USAID: All 43 Blockchain Charity Projects Studied Unwilling to Prove Claims

Three researchers at the United States Agency for International Development (USAID) say that of none of 43 “blockchain for charity” projects they studied were willing or able to prove claims the new tech is revolutionizing the sector as claimed:

“We found a proliferation of press releases, white papers, and persuasively written articles. However, we found no documentation or evidence of the results blockchain was purported to have achieved in these claims.
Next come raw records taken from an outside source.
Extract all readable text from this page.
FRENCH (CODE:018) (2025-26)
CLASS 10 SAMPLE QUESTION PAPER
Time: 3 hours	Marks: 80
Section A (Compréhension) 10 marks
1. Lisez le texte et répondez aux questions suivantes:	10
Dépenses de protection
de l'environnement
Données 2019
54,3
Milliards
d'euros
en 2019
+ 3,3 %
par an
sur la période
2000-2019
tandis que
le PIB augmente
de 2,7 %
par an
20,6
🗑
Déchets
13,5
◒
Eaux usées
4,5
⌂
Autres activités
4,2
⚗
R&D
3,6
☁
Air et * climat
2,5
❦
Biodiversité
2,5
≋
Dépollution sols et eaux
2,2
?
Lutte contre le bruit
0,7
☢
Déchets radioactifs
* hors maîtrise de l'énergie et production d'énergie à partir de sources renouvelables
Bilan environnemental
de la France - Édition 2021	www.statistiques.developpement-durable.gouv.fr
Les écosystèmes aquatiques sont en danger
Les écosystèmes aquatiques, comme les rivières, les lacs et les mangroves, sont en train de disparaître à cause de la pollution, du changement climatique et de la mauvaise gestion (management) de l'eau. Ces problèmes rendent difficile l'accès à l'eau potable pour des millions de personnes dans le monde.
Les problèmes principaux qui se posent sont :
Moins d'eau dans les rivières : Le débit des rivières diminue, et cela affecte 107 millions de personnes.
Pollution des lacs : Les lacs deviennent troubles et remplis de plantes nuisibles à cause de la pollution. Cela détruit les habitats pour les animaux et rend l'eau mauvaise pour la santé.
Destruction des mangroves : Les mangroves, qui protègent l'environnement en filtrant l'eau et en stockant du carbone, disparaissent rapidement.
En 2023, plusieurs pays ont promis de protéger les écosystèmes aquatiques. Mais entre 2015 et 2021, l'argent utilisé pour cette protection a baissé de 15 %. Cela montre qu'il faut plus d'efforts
We also did not find lessons learned or practical insights, as are available for other technologies in development.”

USAID is an independent arm of the American government, “primarily responsible for administering civilian foreign aid and development assistance.”
The budget for USAID in 2019 is $39.3 billion, earmarked to, “…help developing countries make progress on their path to self-reliance and prosperity.”
Earlier this year, three “MERL” researchers (monitoring, evaluation, research, and learning) at USAID, John Burg, Christine Murphy, and Jean-Paul Pétraud, set out to evaluate to what extent blockchains might improve upon regular data administration inside charities.
The plan was to present their findings at the 2019 MERL Tech DC 2018 conference on Sept. 7, 2018.
In particular, the team sought to determine how “blockchain(‘s)…unbreakable and traceable linkages between blocks of data…might…improve the efficiency or effectiveness of data collection, management, and use? What are the advantages of blockchain over other more commonly used technologies?”
Burg, Murphy and Pétraud initially found the promising claims that are common:
“We documented 43 blockchain use-cases through internet searches, most of which were described with glowing claims like ‘operational costs… reduced up to 90%,’ or with the assurance of ‘accurate and secure data capture and storage.’ We found a proliferation of press releases, white papers, and persuasively written articles.”
Unfortunately, the claims did not bear scrutiny:
“We found no documentation or evidence of the results blockchain was purported to have achieved in these claims. We also did not find lessons learned or practical insights, as are available for other technologies in development.”
Despite the fact that “transparency” is generally lauded in promotional materials across the “blockchain sector,” project purveyors could not or would not substantiate their claims for the researchers from the US government’s “premier aid agency”:
“We fared no better when we reached out directly to several blockchain firms, via email, phone, and in person. Not one was willing to share data on program results…”
Firms studied were reportedly not walking their talk:
“Despite all the hype about how blockchain will bring unheralded transparency to processes and operations in low-trust environments, the industry is itself opaque.”
“Blockchain” has been widely touted as a “revolutionary” technology that will “form the basis of the fourth industrial revolution.”
Espoused applications in charity/development uncovered by the USAID team include, “…land registries, humanitarian aid disbursement in refugee camps, and evidence-driven education subsidies.”
Attractive claims that blockchain can automate “trust” and make data “immutable” have long been criticized by early Bitcoiners with direct experience coding chains.
Massive token fundraises by Ethereum founders and the issuers of thousands of other tokens created on Ethereum and now several other blockchains have brought in billions of investors dollars to projects, which many say have largely been spent on marketing the technology long before it has proven itself.
Several private blockchain consortia, including R3, ConsenSys, and divisions of IBM and Microsoft, have also been courting the private sector for several years.
But after something of a corporate exodus from some of those projects, R3, for example, has moved on to courting business from governments, smaller banks and credit unions, and IBM has been piloting its blockchains in various charitable ventures.
Considerable hype of the technology, according to the USAID researchers, has led, “International development actors, including government agenciesmultilateral organizations, and think tanks,…(to look) at blockchain to improve effectiveness or efficiency in their work.”
But following the study, Burg, Murphy and Pétraud, “…determined the lack of evidence supporting value claims of blockchain in the international development space is a critical gap for potential adopters.”
They also found what could be described as hypocrisy:

“Blockchain firms supporting development pilots are not practicing what they preach — improving transparency — by sharing data and lessons learned about what is working, what isn’t working, and why. There are many generic decision trees and sales pitches available to convince development practitioners of the value blockchain will add to their work. But, there is a lack of detailed data about what happens when development interventions use blockchain technology.”


From the USAID website

“USAID is the world’s premier international development agency and a catalytic actor driving development results. USAID’s work advances U.S. national security and economic prosperity, demonstrates American generosity, and promotes a path to recipient self-reliance and resilience.”
“The purpose of foreign aid should be ending the need for its existence, and we provide development assistance to help partner countries on their own development journey to self-reliance – looking at ways to help lift lives, build communities, and establish self-sufficiency.”

“Our efforts are both from and for the American people.”

“USAID demonstrates America’s good will around the world; increases global stability by addressing the root causes of violence; opens new markets and generates opportunity for trade; creates innovative solutions for once unsolvable development challenges; saves lives; and advances democracy, governance, and peace.”